A China é hoje um dos atores mais importantes das relações internacionais, com impacto relevante em temas como comércio, negócios, tecnologia, migração, ambiente, turismo e equilíbrio de poder. Logo, o surto do novo coronavírus não diz respeito apenas às áreas de saúde, mas perpassa a política global.
O fato de o dragão asiático ser um país fechado, regido por um governo de partido único, o Partido Comunista Chinês (PCC), sem liberdade de informação e expressão, tem impacto direto na forma como o vírus circula. É com desconfiança que o mundo olha para a China, especialmente depois que o próprio partido divulgou, no fim de semana, que Xi Jinping escondeu por duas semanas as infecções pelo Covid-19 — nome sugerido pela Organização Mundial de Saúde para o novo vírus. O presidente falou publicamente sobre o tema em 20 de janeiro, mas desde o dia 7 já tinha conhecimento dos casos, como mostra a transcrição de um discurso, publicado pelo Qiushi, jornal oficial do PCC, feito pelo próprio Xi ao Comitê Permanente do Politburo, o mais poderoso órgão decisório da China. O texto diz que, no encontro, o líder "emitiu requisitos para a prevenção e controle do novo coronavírus".
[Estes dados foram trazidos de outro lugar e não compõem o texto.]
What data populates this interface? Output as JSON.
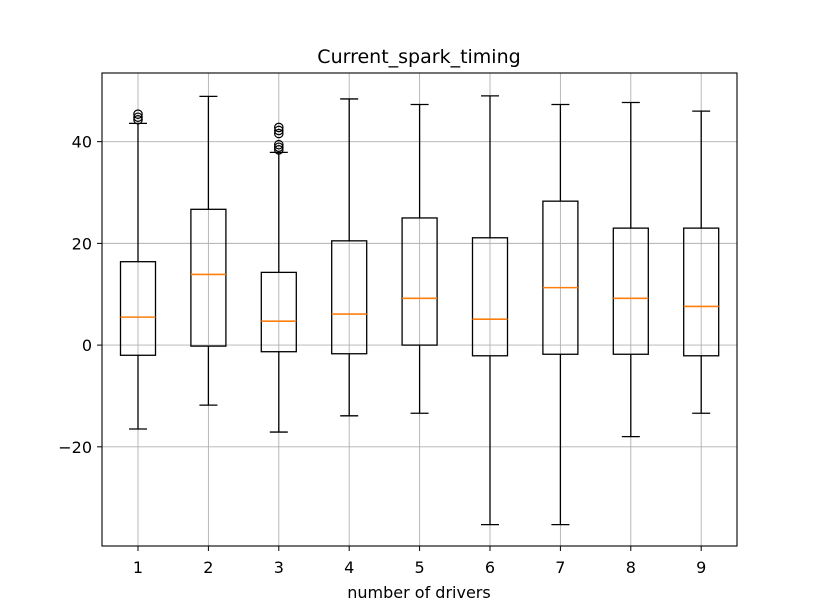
{
  "chart_data": {
    "type": "boxplot",
    "title": "Current_spark_timing",
    "xlabel": "number of drivers",
    "ylabel": "",
    "categories": [
      "1",
      "2",
      "3",
      "4",
      "5",
      "6",
      "7",
      "8",
      "9"
    ],
    "ylim": [
      -39.5,
      53.5
    ],
    "yticks": [
      40,
      20,
      0,
      -20
    ],
    "ytick_labels": [
      "40",
      "20",
      "0",
      "−20"
    ],
    "grid": true,
    "boxes": [
      {
        "label": "1",
        "whislo": -16.5,
        "q1": -2.0,
        "med": 5.5,
        "q3": 16.4,
        "whishi": 43.6,
        "fliers": [
          44.3,
          44.8,
          45.4
        ]
      },
      {
        "label": "2",
        "whislo": -11.8,
        "q1": -0.2,
        "med": 13.9,
        "q3": 26.7,
        "whishi": 48.9,
        "fliers": []
      },
      {
        "label": "3",
        "whislo": -17.1,
        "q1": -1.3,
        "med": 4.7,
        "q3": 14.3,
        "whishi": 37.9,
        "fliers": [
          38.4,
          38.9,
          39.4,
          41.6,
          42.2,
          42.8
        ]
      },
      {
        "label": "4",
        "whislo": -13.9,
        "q1": -1.7,
        "med": 6.1,
        "q3": 20.5,
        "whishi": 48.4,
        "fliers": []
      },
      {
        "label": "5",
        "whislo": -13.4,
        "q1": 0.0,
        "med": 9.2,
        "q3": 25.0,
        "whishi": 47.3,
        "fliers": []
      },
      {
        "label": "6",
        "whislo": -35.3,
        "q1": -2.1,
        "med": 5.1,
        "q3": 21.1,
        "whishi": 49.0,
        "fliers": []
      },
      {
        "label": "7",
        "whislo": -35.3,
        "q1": -1.8,
        "med": 11.3,
        "q3": 28.3,
        "whishi": 47.3,
        "fliers": []
      },
      {
        "label": "8",
        "whislo": -18.0,
        "q1": -1.8,
        "med": 9.2,
        "q3": 23.0,
        "whishi": 47.7,
        "fliers": []
      },
      {
        "label": "9",
        "whislo": -13.4,
        "q1": -2.1,
        "med": 7.6,
        "q3": 23.0,
        "whishi": 46.0,
        "fliers": []
      }
    ],
    "colors": {
      "box": "#000000",
      "median": "#ff7f0e",
      "grid": "#b0b0b0",
      "flier": "#000000"
    }
  }
}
É claro que o partidão, ao divulgar o texto, tinha a intenção de demonstrar que o grande líder cuidava pessoalmente das ações contra a epidemia. Mas o tiro saiu pela culatra e revelou que, atrás da muralha da ditadura chinesa, ainda vigora o velho método dos regimes autoritários de ocultar informações que lhes são negativas — foi assim na grande fome (1958-1961), no massacre da Praça Tianamen (da Paz Celestial, em 1989), na epidemia de Síndrome Aguda Respiratória Severa (Sars), em 2003 — quando o encobrimento dos casos, turbinou os números das mortes —, e nas recentes violações aos direitos humanos no Tibete.
O adiamento anunciado nesta segunda-feira (17) da sessão do Congresso Nacional do Povo, maior encontro político anual da China, é reconhecimento explícito de que a crise vem alterando o funcionamento do regime. As sessões parlamentares de março ocorrem anualmente desde 1985, quando o então líder Deng Xiaoping as formalizou como parte de sua reforma legislativa. Durante o evento, são reveladas as metas econômicas, projeções de gastos com defesa e mudanças no PC — uma versão chinesa do discurso sobre o Estado da União americano.
As autoridades chinesas já haviam dado mostras de sua pouca transparência na semana passada, ao mudar a metodologia de diagnóstico da doença, o que fez o número de pessoas infectadas crescer em 14,8 mil novos casos em relação ao sistema de contagem anterior. A partir do novo método, o número de contaminados passou dos 60 mil na quinta-feira (13), com mais de 1,3 mil mortos. Antes, dirigentes do PCC na cidade de Wuhan e na província de Hubei foram demitidos provavelmente pela incapacidade de conter a doença.
A ausência de informação representa um risco para a saúde no plano global. Não só porque cria obstáculos para prevenção, uma vez que é a partir de estatísticas que se foca o combate a epidemias e se investe em pesquisas, mas principalmente porque alimenta o preconceito — especialmente contra os próprios chineses.